Arrest Dorpshuis Kamerik

Uit Wikipedia, de vrije encyclopedie
Arrest Dorpshuis Kamerik
Datum 8 januari 1982
Partijen De Rijk/Dorpshuis Kamerik
Instantie Hoge Raad der Nederlanden
Rechters H. Drion, W.L. Haardt, S.K. Martens, A.C. van den Blink, M.J.P. Verburgh
Adv.-gen. J.K. Franx
Soort zaak   civiel
Procedure cassatie
Wetgeving 1401 BW (oud)
Onderwerp   onrechtmatige daad, letselschade
Vindplaats   NJ 1982/614, m.nt. C.J.H. Brunner
ECLI   ECLI:NL:HR:1982:AG4306

Het arrest De Rijk/Dorpshuis Kamerik (HR 8 januari 1982, NJ 1982/614) ook bekend als arrest Dorpshuis Kamerik en natronloog-arrest, is een arrest van de Nederlandse Hoge Raad dat betrekking heeft op aansprakelijkheid voor letselschade uit onrechtmatige daad.

Samenvatting[bewerken | brontekst bewerken]

Een vuilnisophaler gooit een vuilniszak met daarin een emmertje natronloog in de vuilniswagen. Hij krijgt een straal natronloog in zijn gezicht, met blijvend oogletsel tot gevolg. De vuilniszak was door een medewerker van het dorpshuis bij het vuilnis aan de straat gezet. Hoewel het op deze manier ontstaan van letsel zeer onwaarschijnlijk is, moet het door de medewerker veroorzaakte gevaar van blootstelling aan de bijtende stof worden gekwalificeerd als onrechtmatig. Het was immers niet moeilijk om gepaste maatregelen te treffen. Bij twijfel over de inhoud van de emmer had iemand van het dorpshuis de vuilnisman moeten waarschuwen. Het dorpshuis is aansprakelijk uit onrechtmatige daad.

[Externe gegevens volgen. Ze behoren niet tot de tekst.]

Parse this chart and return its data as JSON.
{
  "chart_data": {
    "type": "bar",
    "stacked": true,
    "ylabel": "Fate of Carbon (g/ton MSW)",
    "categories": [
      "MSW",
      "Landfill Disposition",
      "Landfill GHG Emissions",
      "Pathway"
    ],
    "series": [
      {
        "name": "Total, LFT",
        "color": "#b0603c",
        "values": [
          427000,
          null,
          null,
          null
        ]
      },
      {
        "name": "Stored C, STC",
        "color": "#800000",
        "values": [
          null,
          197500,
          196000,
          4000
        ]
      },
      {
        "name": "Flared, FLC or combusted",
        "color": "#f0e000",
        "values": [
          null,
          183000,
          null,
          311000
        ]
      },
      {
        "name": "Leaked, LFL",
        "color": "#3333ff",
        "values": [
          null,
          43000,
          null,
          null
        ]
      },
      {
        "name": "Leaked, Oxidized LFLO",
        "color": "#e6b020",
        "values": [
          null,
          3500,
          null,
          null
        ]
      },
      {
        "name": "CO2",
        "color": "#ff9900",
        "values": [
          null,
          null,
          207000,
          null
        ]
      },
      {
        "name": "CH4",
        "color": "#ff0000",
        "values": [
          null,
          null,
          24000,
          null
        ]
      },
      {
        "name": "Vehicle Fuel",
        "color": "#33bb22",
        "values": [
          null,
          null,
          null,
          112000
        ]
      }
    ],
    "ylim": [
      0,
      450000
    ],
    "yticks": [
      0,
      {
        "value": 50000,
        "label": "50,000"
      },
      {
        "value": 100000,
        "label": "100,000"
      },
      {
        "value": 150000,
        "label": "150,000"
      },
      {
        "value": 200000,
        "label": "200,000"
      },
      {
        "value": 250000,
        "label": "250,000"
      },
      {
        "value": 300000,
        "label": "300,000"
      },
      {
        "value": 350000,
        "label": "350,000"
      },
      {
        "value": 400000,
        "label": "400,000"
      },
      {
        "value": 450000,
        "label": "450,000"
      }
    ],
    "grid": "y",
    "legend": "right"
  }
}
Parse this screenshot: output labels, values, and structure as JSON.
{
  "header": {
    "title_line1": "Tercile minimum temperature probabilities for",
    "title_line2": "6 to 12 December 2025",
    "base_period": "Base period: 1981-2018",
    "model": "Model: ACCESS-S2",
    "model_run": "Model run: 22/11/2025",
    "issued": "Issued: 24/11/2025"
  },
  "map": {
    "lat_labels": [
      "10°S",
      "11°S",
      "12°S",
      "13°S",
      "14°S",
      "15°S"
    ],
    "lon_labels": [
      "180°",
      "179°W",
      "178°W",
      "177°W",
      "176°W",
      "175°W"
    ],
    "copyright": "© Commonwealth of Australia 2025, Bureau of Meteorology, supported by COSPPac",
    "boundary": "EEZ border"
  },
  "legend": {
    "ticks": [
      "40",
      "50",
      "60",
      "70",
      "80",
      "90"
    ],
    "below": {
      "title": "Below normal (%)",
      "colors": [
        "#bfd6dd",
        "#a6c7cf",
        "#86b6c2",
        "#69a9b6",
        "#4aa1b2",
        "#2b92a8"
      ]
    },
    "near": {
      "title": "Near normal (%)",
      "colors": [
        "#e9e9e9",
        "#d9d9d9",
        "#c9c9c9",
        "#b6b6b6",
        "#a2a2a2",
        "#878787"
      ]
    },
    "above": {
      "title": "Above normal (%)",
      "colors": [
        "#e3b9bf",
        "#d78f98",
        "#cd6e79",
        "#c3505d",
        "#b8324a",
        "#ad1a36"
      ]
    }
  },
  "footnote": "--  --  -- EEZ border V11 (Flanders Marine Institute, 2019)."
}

Casus[bewerken | brontekst bewerken]

Een emmertje met een voor hen onbekende vloeistof --het was natronloog-- verpakt in een doos en een vuilniszak is door een medewerker van het dorpshuis De Schulenburch in Kamerik bij het vuilnis aan de straat gezet. Natronloog is een bijtende chemische stof. De vuilnisophaler deponeert de vuilniszak in de vuilniswagen en krijgt, door een onvolmaakte werking van het mechaniek van de vuilnisauto, een straal natronloog in zijn gezicht, met blijvend oogletsel tot gevolg.

Procesgang[bewerken | brontekst bewerken]

De HR beslist --in tegenstelling tot het hof-- dat sprake is van onrechtmatigheid, omdat niet voldoende is beantwoord aan de zorgvuldigheidsnorm.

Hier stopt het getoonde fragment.